Archive for September, 2007
September 12, 2007
The Real Problem with Growth
Posted by Kevin | (7) Comments | Print This Article
The real problem with membership growth isn’t that it’s an unimportant metric — it’s very important. The real problem is that too many organizations forget that a metric is exactly what it is, not an end in and of itself. Membership numbers are a measurement. That means that ultimately they are measuring something else. (A cup of water is measuring the water, not the cup.)
Too many organizations have an unhealthy Membership Obsession. We’ve all seen these organizations. You can smell their desperation from a mile away. Their appeals get more and more frequent, their offers more and more convoluted, their postcards glossier and glossier. These are the ones whose marketing flyers have screaming headlines like “Join XYZA Today and Save $100!” (As I’ve written before, these are nothing but a lost opportunity, since I can obviously save even more by not joining at all.)
They launch things like “Member Get a Member” campaigns and wonder why so many members don’t respond. (As Scott McKain said at ASAE in 2005 — we later brought him to our organization’s conference — “Customers want reciprocal loyalty, they get endless prospecting.”)
They itch and twitch over every fluctuation in monthly membership recruitment and retention figures. They have focused their entire being on membership numbers — and lost sight of the well-known business rule that the worst thing that can happen to a mediocre product is a good advertising campaign.
Because that, all too often, is what the issue really is. A mediocre product.
The solution to a declining or stagnated membership is almost never a marketing campaign. I suppose there might be some organizations that offer enticing programs, stellar service, and rock-solid value whose only problem is that they’ve been too quiet about it. But far more likely, the best thing a declining association can do to grow its membership numbers is to stop caring about them — and start providing the types of programs and services that its customer base actually wants. (As opposed to what its always done, or what certain volunteers want done, or what certain departments want done.)

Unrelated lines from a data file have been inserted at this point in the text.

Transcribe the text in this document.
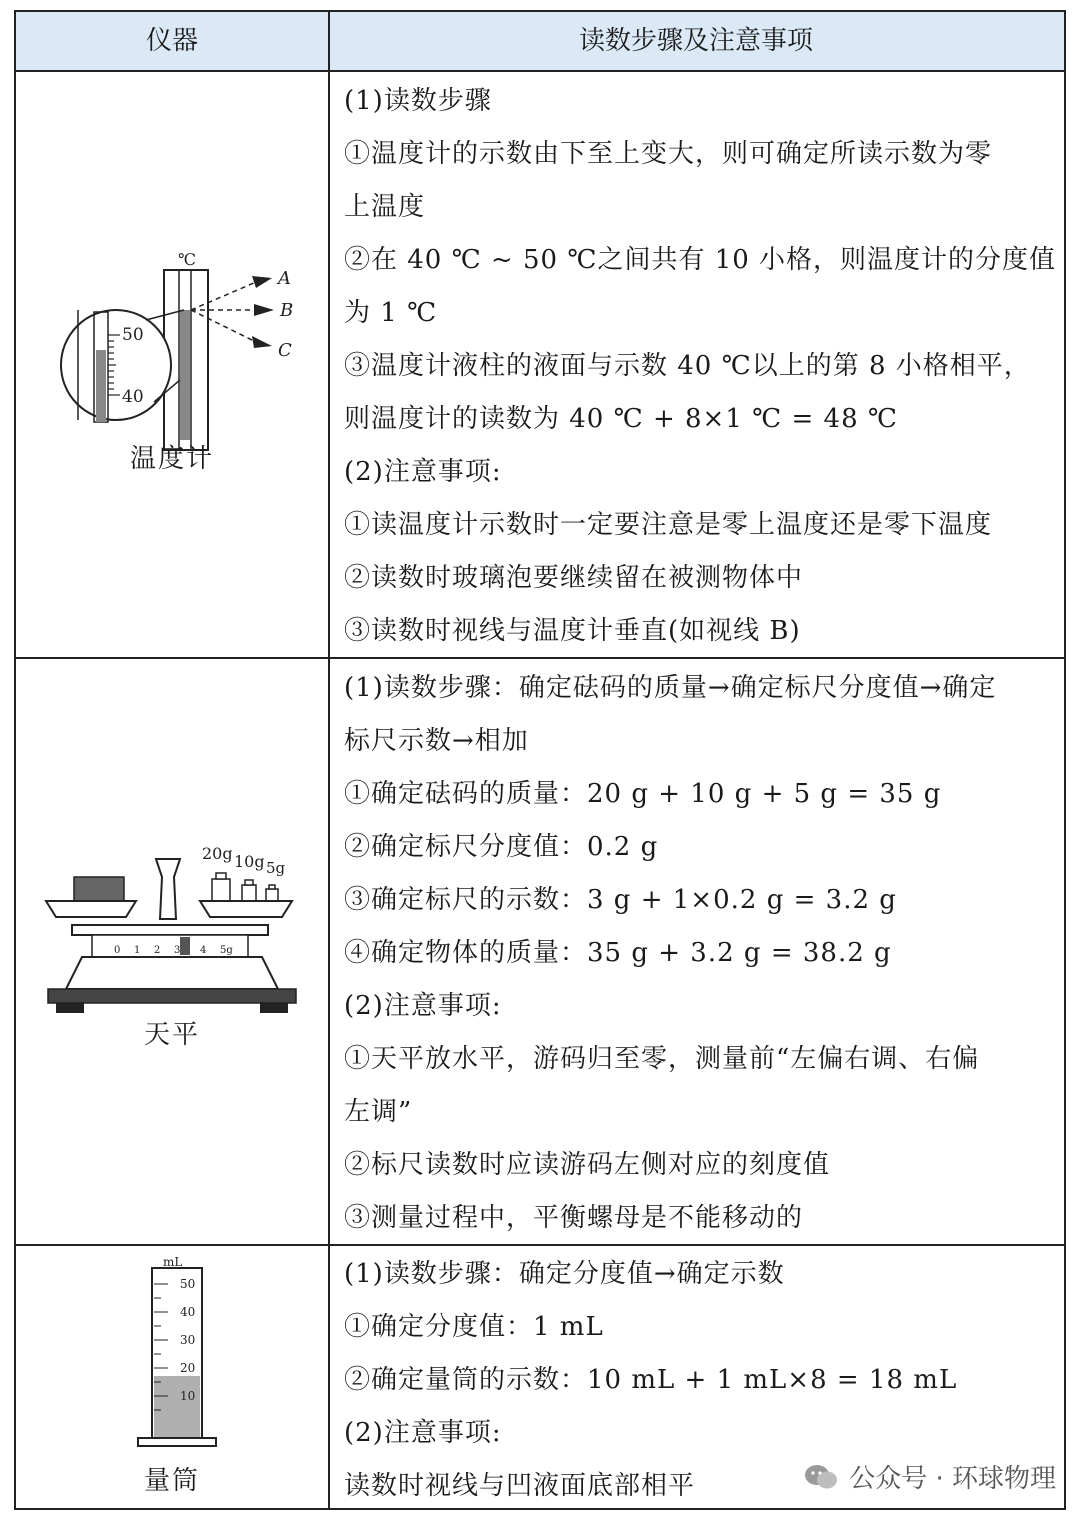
仪器	读数步骤及注意事项
℃
A
B
C
50
40
温度计
(1)读数步骤
①温度计的示数由下至上变大，则可确定所读示数为零
上温度
②在 40 ℃ ~ 50 ℃之间共有 10 小格，则温度计的分度值
为 1 ℃
③温度计液柱的液面与示数 40 ℃以上的第 8 小格相平，
则温度计的读数为 40 ℃ + 8×1 ℃ = 48 ℃
(2)注意事项:
①读温度计示数时一定要注意是零上温度还是零下温度
②读数时玻璃泡要继续留在被测物体中
③读数时视线与温度计垂直(如视线 B)
20g 10g 5g
0 1 2 3 4 5g
天平
(1)读数步骤：确定砝码的质量→确定标尺分度值→确定
标尺示数→相加
①确定砝码的质量：20 g + 10 g + 5 g = 35 g
②确定标尺分度值：0.2 g
③确定标尺的示数：3 g + 1×0.2 g = 3.2 g
④确定物体的质量：35 g + 3.2 g = 38.2 g
(2)注意事项:
①天平放水平，游码归至零，测量前“左偏右调、右偏
左调”
②标尺读数时应读游码左侧对应的刻度值
③测量过程中，平衡螺母是不能移动的
mL
50
40
30
20
10
量筒
(1)读数步骤：确定分度值→确定示数
①确定分度值：1 mL
②确定量筒的示数：10 mL + 1 mL×8 = 18 mL
(2)注意事项:
读数时视线与凹液面底部相平	公众号 · 环球物理
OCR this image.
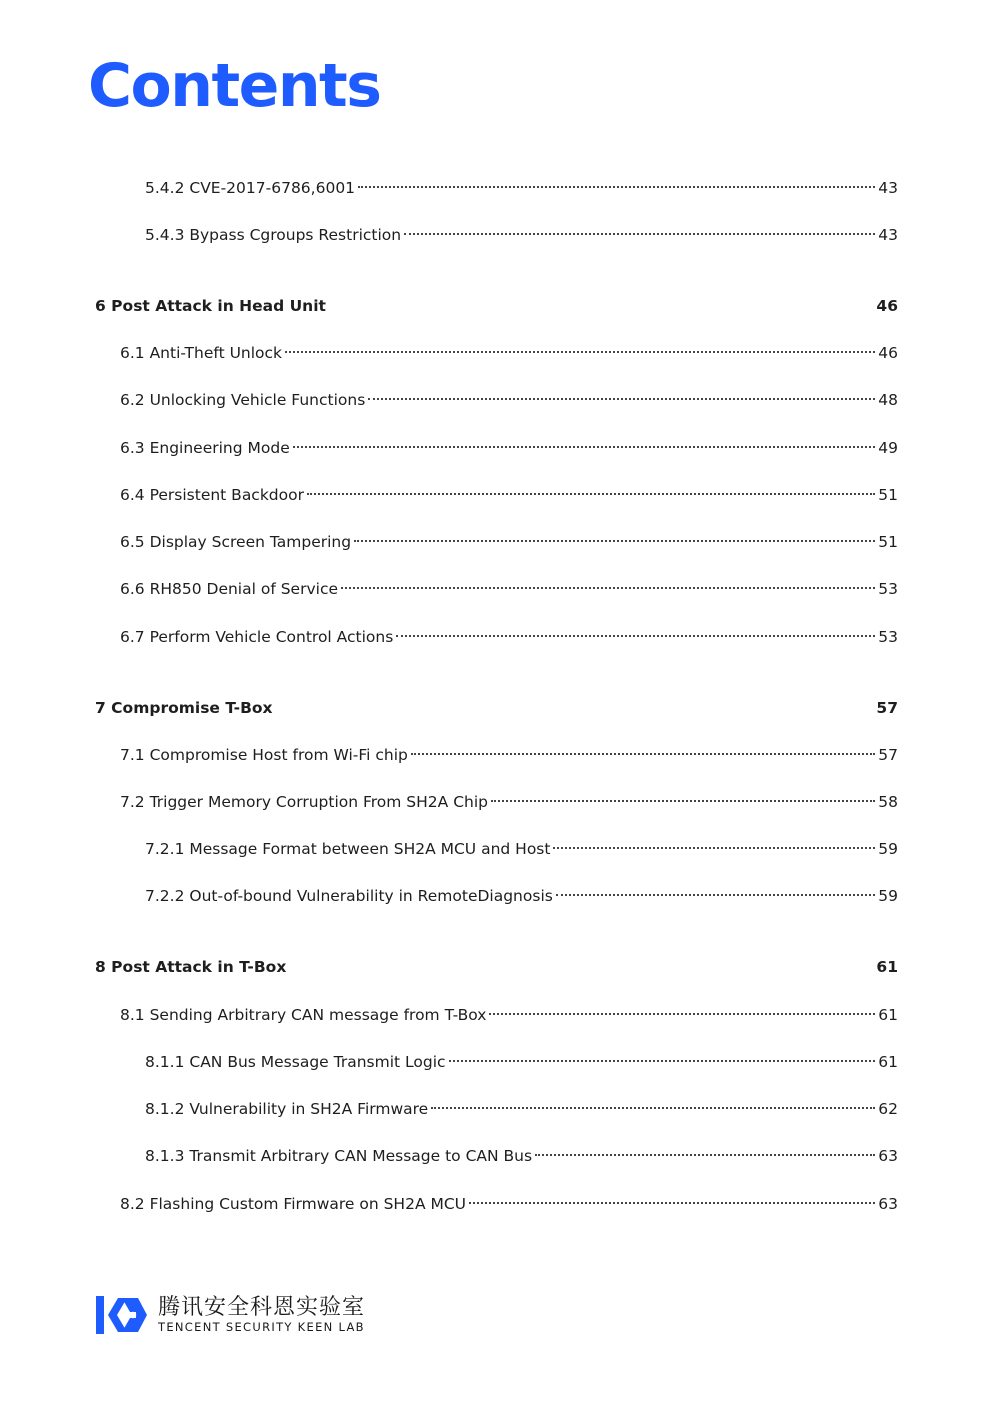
Contents
5.4.2 CVE-2017-6786,6001	43
5.4.3 Bypass Cgroups Restriction	43
6 Post Attack in Head Unit	46
6.1 Anti-Theft Unlock	46
6.2 Unlocking Vehicle Functions	48
6.3 Engineering Mode	49
6.4 Persistent Backdoor	51
6.5 Display Screen Tampering	51
6.6 RH850 Denial of Service	53
6.7 Perform Vehicle Control Actions	53
7 Compromise T-Box	57
7.1 Compromise Host from Wi-Fi chip	57
7.2 Trigger Memory Corruption From SH2A Chip	58
7.2.1 Message Format between SH2A MCU and Host	59
7.2.2 Out-of-bound Vulnerability in RemoteDiagnosis	59
8 Post Attack in T-Box	61
8.1 Sending Arbitrary CAN message from T-Box	61
8.1.1 CAN Bus Message Transmit Logic	61
8.1.2 Vulnerability in SH2A Firmware	62
8.1.3 Transmit Arbitrary CAN Message to CAN Bus	63
8.2 Flashing Custom Firmware on SH2A MCU	63
腾讯安全科恩实验室
TENCENT SECURITY KEEN LAB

Do that, and growth — if that’s what you want — will come.
Sure, it’s simpler to say than it is to do (let’s face it, it’s a lot easier to send out postcards touting 3 free months of membership than it is to continually develop and launch new programs for your members) — but based on my experience, it’s actually not nearly as hard as some associations seem to think it is. And ultimately much more rewarding.
September 9, 2007
“Your Money or Your Life!”
Posted by Kevin | (1) Comments | Print This Article
Scott Briscoe posted an interesting piece at Acronym last week that generated a little discussion, particularly with some insightful comments from Virgil Carter and Jeffrey Cufaude. I was going to write a comment there as well but thought, what the heck, why not post it here as my first full-length post in a year?
Scott asks, “Why does growth always seem to be a strategy?” and it’s a good question. (The problem is that he then undercuts his argument by saying that growth is important — just not, you know, certain kinds of growth.)
I think Scott is dead on when he says that there are other possible numbers beyond membership growth that can be meaningful to an association’s success, such as the “growth in participation” which he suggests.
The difficulty comes in defining what those numbers are — because they will vary not just from association to association, but from member to member. Members join for different reasons.
In a comment to his original post, Scott defined “time” as the metric he may be striving to measure. Yet not everyone has an interest in giving time — as Virgil and Jeff note in their comments, the much-put-upon “mailbox member” is generally only interested in receiving certain tangible (or semi-tangible) benefits in exchange for their dues. In most cases, these sorts of members make up the majority of an association’s members (this is certainly the case of trade associations).
As I’ve written before, I am a mailbox member in certain organizations. I belong for specific reasons, and have little interest in being badgered into “participation.” I am very selfish with my time. So are most of your members.
A successful strategy is one that views the association as a whole. Simply looking at membership growth alone provides a lopsided view of the organization. But I think that simply coming up with an “engagement index” and looking at that alone would be just as dangerous.
Most associations offer “services and programs” that fall into two categories:
Knowledge & Intelligence. This is exclusive knowledge or intellectual property that members of the organization’s industry or profession can use for their professional benefit. It’s information and/or data they can use to get a competitive or personal advantage.
Community & Connection. These are ways, be they meetings or online forums or peer groups or whatever, that associations can use to help members connect with other members – so they can get a competitive or personal advantage.
The problem, as I see it, is that the notion of “time” only measures a member’s willingness to engage in one of these areas.
If your association is providing knowledge or intelligence resources that are worth a damn, then you will attract members who are “mailbox members.” If you keep introducing new resources that meet their needs, they will continue to renew.
If your association is providing a place for community or conversation, dependent on participation among the membership for value, then you will attract members who are willing to give “time” in cultivating these relationships. If you continue providing innovative opportunities for these connections, and make them easy to take advantage of, they will continue to renew.
In some cases, these are the same members. In many cases, they differ. I’m curious as to why associations should feel compelled to choose one or the other? Why can’t we have a strategy that includes both? And why can’t we value metrics that measure both?